We used an lgbm classifier for the problem. We used a total of 20 features for our model, with a 80:20 train/dev split. The model gave an accuracy of 99.345% on the dev set.
We deployed the model using Flask API and Heroku. For every user that opens our website, we use javascript to generate dummy values for the features that we use in our model ( In actual use case, this can simply be done by pulling the values of the user from the database). We then post those values(after encoding the non-numerical values using the respective encoders) to the /predict endpoint of our model, and fetch the classification result from our model. Based on the result, we provide the user with a personalized discount coupon, a coupon which can help us (a shopping firm) maximize our utility.
We used an open source dataset from Kaggle for this task. The dataset can be found here. One can clearly see that the dataset has many outliers, null values, etc, and hence required some good amount of pre-processing. Also, in order to train the bandits on the dataset, we had to combine the 3 files into one. Our pre-processing code can be found in pre-processing.ipynb. The dataset obtained after the final pre-processing can be found here
The finally prepared dataset contains fields like location, country, age, book title, etc, with a total of 383,842 data points.

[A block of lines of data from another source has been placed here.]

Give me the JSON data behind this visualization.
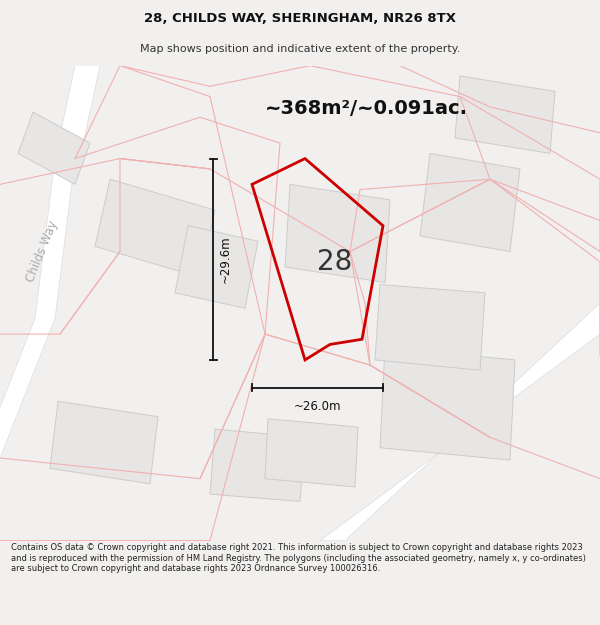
{
  "title_line1": "28, CHILDS WAY, SHERINGHAM, NR26 8TX",
  "title_line2": "Map shows position and indicative extent of the property.",
  "area_text": "~368m²/~0.091ac.",
  "property_number": "28",
  "dim_vertical": "~29.6m",
  "dim_horizontal": "~26.0m",
  "road_label": "Childs Way",
  "footer_text": "Contains OS data © Crown copyright and database right 2021. This information is subject to Crown copyright and database rights 2023 and is reproduced with the permission of HM Land Registry. The polygons (including the associated geometry, namely x, y co-ordinates) are subject to Crown copyright and database rights 2023 Ordnance Survey 100026316.",
  "bg_color": "#f2f0ee",
  "map_bg_color": "#ffffff",
  "road_color": "#ffffff",
  "property_outline_color": "#cc0000",
  "plot_line_color": "#f0b0b0",
  "building_fill": "#e8e6e4",
  "building_edge": "#cccccc",
  "dim_line_color": "#111111",
  "text_color": "#111111",
  "road_label_color": "#aaaaaa"
}
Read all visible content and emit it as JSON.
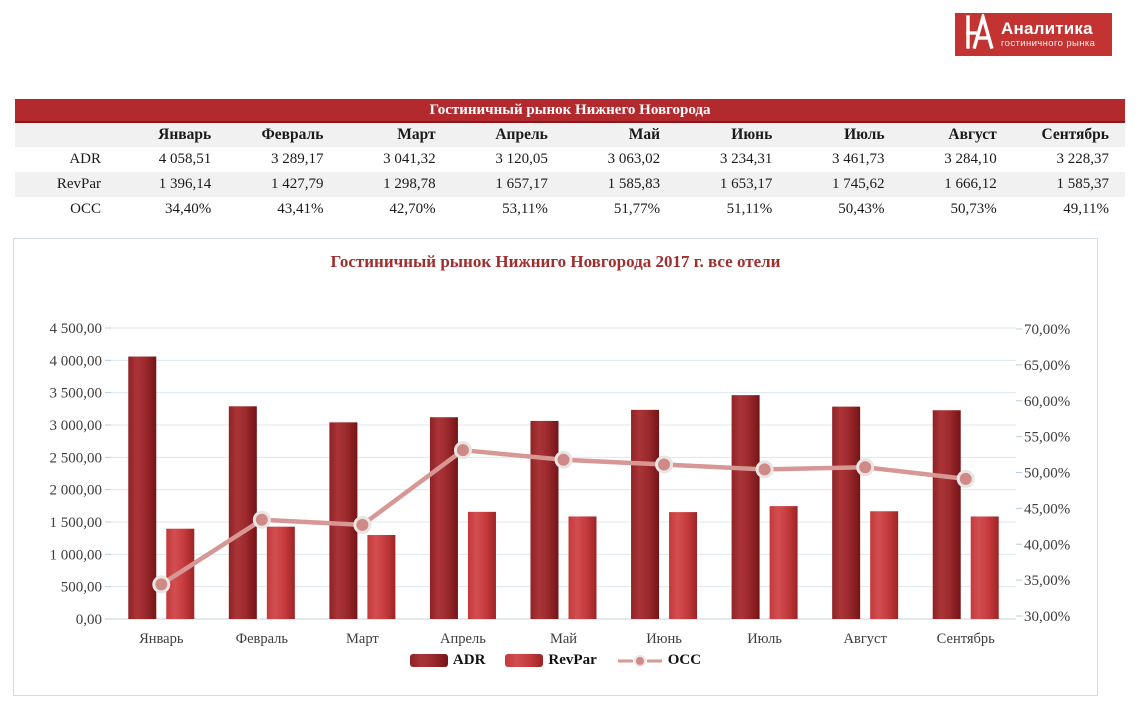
{
  "logo": {
    "title": "Аналитика",
    "subtitle": "гостиничного рынка",
    "brand_color": "#c23331"
  },
  "table": {
    "title": "Гостиничный рынок Нижнего Новгорода",
    "months": [
      "Январь",
      "Февраль",
      "Март",
      "Апрель",
      "Май",
      "Июнь",
      "Июль",
      "Август",
      "Сентябрь"
    ],
    "rows": [
      {
        "label": "ADR",
        "values": [
          "4 058,51",
          "3 289,17",
          "3 041,32",
          "3 120,05",
          "3 063,02",
          "3 234,31",
          "3 461,73",
          "3 284,10",
          "3 228,37"
        ]
      },
      {
        "label": "RevPar",
        "values": [
          "1 396,14",
          "1 427,79",
          "1 298,78",
          "1 657,17",
          "1 585,83",
          "1 653,17",
          "1 745,62",
          "1 666,12",
          "1 585,37"
        ]
      },
      {
        "label": "OCC",
        "values": [
          "34,40%",
          "43,41%",
          "42,70%",
          "53,11%",
          "51,77%",
          "51,11%",
          "50,43%",
          "50,73%",
          "49,11%"
        ]
      }
    ],
    "header_color": "#b32a2e"
  },
  "chart_data": {
    "type": "combo",
    "title": "Гостиничный рынок Нижниго Новгорода 2017 г. все отели",
    "categories": [
      "Январь",
      "Февраль",
      "Март",
      "Апрель",
      "Май",
      "Июнь",
      "Июль",
      "Август",
      "Сентябрь"
    ],
    "series": [
      {
        "name": "ADR",
        "type": "bar",
        "axis": "left",
        "values": [
          4058.51,
          3289.17,
          3041.32,
          3120.05,
          3063.02,
          3234.31,
          3461.73,
          3284.1,
          3228.37
        ]
      },
      {
        "name": "RevPar",
        "type": "bar",
        "axis": "left",
        "values": [
          1396.14,
          1427.79,
          1298.78,
          1657.17,
          1585.83,
          1653.17,
          1745.62,
          1666.12,
          1585.37
        ]
      },
      {
        "name": "OCC",
        "type": "line",
        "axis": "right",
        "values": [
          34.4,
          43.41,
          42.7,
          53.11,
          51.77,
          51.11,
          50.43,
          50.73,
          49.11
        ]
      }
    ],
    "left_axis": {
      "min": 0,
      "max": 4500,
      "step": 500,
      "tick_labels": [
        "0,00",
        "500,00",
        "1 000,00",
        "1 500,00",
        "2 000,00",
        "2 500,00",
        "3 000,00",
        "3 500,00",
        "4 000,00",
        "4 500,00"
      ]
    },
    "right_axis": {
      "min": 30,
      "max": 70,
      "step": 5,
      "tick_labels": [
        "30,00%",
        "35,00%",
        "40,00%",
        "45,00%",
        "50,00%",
        "55,00%",
        "60,00%",
        "65,00%",
        "70,00%"
      ]
    },
    "grid": true,
    "legend_position": "bottom",
    "legend": [
      "ADR",
      "RevPar",
      "OCC"
    ],
    "colors": {
      "adr": "#9c2a2d",
      "revpar": "#c43a3c",
      "occ": "#d79794",
      "occ_marker": "#cf8a88",
      "grid": "#dce7f1",
      "axis_line": "#c2d1e0",
      "title": "#a02e2e"
    }
  }
}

We used Vowpal Wabbit to train our Multi-Armed Contextual Bandits. It is simple to use and easily integrable with python. We use cb_explore algorithm, with an epsilon value of 0.2, so as to focus on both, exploration as well as exploitation. Since our final dataset had a total of 135567 unique books, therefore, our final algorithm for training was - cb_explore 135567 --epsilon 0.2
. We used 10 - book_rating
as the cost of choosing the particular datapoint, as cost is the opposite of reward. We used book_rating/10.0
as the probability of choosing the datapoint. We use the clicks as the reward function in the model.

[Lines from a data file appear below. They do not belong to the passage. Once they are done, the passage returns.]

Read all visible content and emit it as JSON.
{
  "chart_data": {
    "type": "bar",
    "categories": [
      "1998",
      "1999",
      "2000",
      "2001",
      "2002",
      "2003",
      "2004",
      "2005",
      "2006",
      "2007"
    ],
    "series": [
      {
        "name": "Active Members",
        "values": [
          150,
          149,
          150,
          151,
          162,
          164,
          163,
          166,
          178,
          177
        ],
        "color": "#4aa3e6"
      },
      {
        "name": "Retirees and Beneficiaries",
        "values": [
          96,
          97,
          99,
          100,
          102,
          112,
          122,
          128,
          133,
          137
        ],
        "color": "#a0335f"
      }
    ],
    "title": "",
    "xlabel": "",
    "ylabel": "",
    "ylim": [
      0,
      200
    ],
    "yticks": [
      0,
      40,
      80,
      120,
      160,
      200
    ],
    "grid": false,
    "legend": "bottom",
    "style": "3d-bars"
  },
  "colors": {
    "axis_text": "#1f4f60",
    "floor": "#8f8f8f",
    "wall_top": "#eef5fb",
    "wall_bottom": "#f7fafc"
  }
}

We again used Flask API and Heroku for deploying our model. For every user that visits our website, we generate dummy features like location,age, etc, and push them to the /predict endpoint of our API, which in turn provides us with the top 6 recommendations for the user. These 6 recommendations are then displayed on our homepage in the recommendations section. Once a user selects a particular option, the values previously generated, along with the book_name, are pushed to the /learn endpoint of the API, which learns from the pushed datapoint, and again generates 6 new recommendations after learning. As we know, from the basics of Reinforcement Learning, that by learning, the model tries to maximise its utility by minimising the error, and hence generates perfect recommendations after some learning iterations.